Public Notice
Fifteen Mile Stream Gold Project — Public Comments Invited

July 17, 2018 — The Canadian Environmental Assessment Agency (the Agency) has commenced a federal environmental assessment for the proposed Fifteen Mile Stream Gold Project, located northeast of Halifax, Nova Scotia.

The Agency invites the public and Indigenous groups to comment on which aspects of the environment may be affected by this project and what should be examined during the environmental assessment, as detailed in the draft Environmental Impact Statement (EIS) Guidelines.

All comments received will be considered public.

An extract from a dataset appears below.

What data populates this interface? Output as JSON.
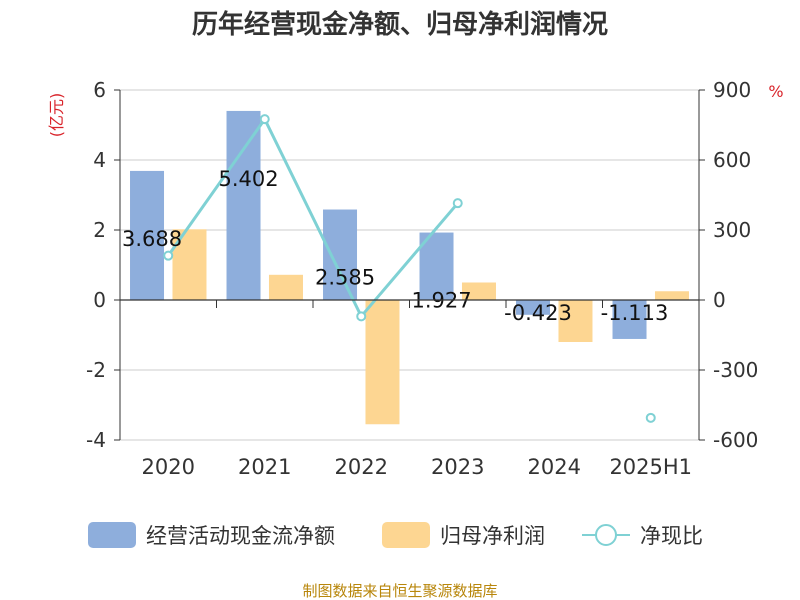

Written comments in either official language must be submitted by August 20, 2018 to:

Fifteen Mile Stream Gold Project
Canadian Environmental Assessment Agency
200-1801 Hollis Street
Halifax, Nova Scotia B3J 3N4
Telephone: 902-426-0564
Email: CEAA.FifteenMile.ACEE@ceaa-acee.gc.ca

Map depicting the location of the project, as described in the current document.

To view the draft EIS Guidelines or for more information on the project, visit the Agency's website at canada.ca/ceaa (Registry reference number 80152). Printed copies are available upon request.

For more information on the Agency's privacy policies, consult the Privacy Notice on its website at canada.ca/ceaa.

The Proposed Project

Atlantic Mining NS Corp, a wholly owned subsidiary of Atlantic Gold Corporation, is proposing the construction, operation, decommissioning and reclamation of an open-pit gold mine located approximately 95 kilometres northeast of Halifax, Nova Scotia. As proposed, the Fifteen Mile Stream Gold Project would include open pits, stockpiles, materials storage, crushing and concentrator facilities, water management and treatment infrastructure, mine haul roads, and an above-ground tailings management facility. Ore would be crushed and concentrated on site to produce a gold concentrate that would be hauled to Touquoy Mine for final processing, a distance of 76 kilometres on existing public roads. The mine would operate at a rate of approximately two million tonnes of gold-bearing ore per year.